There is platybasia in all the three animals studied. The clivus and the anterior skull base are in the same horizontal plane. The maxilla and the upper jaw protrude anteriorly from the cranial base. The brain size is relatively small and the olfactory nerves well developed and long, reaching to a length of about a foot in the horse. The cerebellum is proportionately large in animals as compared with the cerebral hemispheres.

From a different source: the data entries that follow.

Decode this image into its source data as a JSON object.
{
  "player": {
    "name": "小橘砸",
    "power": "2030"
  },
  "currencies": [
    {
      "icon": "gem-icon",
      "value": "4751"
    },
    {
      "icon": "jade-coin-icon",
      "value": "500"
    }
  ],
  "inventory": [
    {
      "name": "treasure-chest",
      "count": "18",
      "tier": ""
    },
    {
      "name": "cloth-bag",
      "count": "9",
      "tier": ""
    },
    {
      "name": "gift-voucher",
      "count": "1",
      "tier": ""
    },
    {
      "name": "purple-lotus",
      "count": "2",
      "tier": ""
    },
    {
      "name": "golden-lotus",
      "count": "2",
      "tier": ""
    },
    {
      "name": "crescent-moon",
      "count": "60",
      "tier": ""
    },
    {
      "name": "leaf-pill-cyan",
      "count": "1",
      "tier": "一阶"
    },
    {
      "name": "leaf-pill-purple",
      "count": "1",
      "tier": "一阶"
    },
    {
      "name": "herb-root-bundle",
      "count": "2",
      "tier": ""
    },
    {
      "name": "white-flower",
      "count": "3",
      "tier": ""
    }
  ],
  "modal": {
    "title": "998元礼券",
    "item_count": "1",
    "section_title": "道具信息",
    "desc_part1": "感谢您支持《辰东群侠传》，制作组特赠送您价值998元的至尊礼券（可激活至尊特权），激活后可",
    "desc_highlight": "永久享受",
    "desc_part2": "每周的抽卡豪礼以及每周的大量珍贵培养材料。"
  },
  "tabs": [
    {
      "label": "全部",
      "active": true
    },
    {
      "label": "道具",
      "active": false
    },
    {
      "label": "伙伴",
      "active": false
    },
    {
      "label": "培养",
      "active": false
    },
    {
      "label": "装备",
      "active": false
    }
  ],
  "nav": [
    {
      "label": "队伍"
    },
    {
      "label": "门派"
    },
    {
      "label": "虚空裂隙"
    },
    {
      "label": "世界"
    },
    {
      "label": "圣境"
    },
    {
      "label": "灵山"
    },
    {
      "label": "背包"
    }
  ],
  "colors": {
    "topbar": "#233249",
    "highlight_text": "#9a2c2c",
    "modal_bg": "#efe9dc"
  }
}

In humans, the angulation of the anterior skull base in relationship with the clivus is probably related to the relatively large size of the cerebral hemispheres.
The superior articular surface of the atlas (referred to as anterior articular facet in quadrupreds) and the occipital condyles are much larger, thicker, and stronger in all the three animals studied as compared with the corresponding human bones. The large occipital condyles of these animals sit deep into the cup-shaped anterior (superior) articular facets of the atlas [Figure 2],[Figure 3],[Figure 4] and form a joint that appears like a 'ginglymus or a hinge joint', providing an opportunity for extra stability and enhanced mobility as compared with the human occipitoatlantal joint. The superior facet of the atlas is much deeper in all the three animals as compared with the human superior facet, which is almost flat. The range of movements at the occipitoatlantal articulation is chiefly of extension and flexion, with a small amount of lateral oblique movements.  The total range of motion at the occipitoatlantal articulation varies between species. It is 90-105° in the quadrupedal mammals and only 11-13° in humans.  The cervical part of the vertebral column is most mobile in horses; the mouth may be brought around to reach the flank on full lateral flexion of the neck and ventrally to reach the pasture on ventral flexion. 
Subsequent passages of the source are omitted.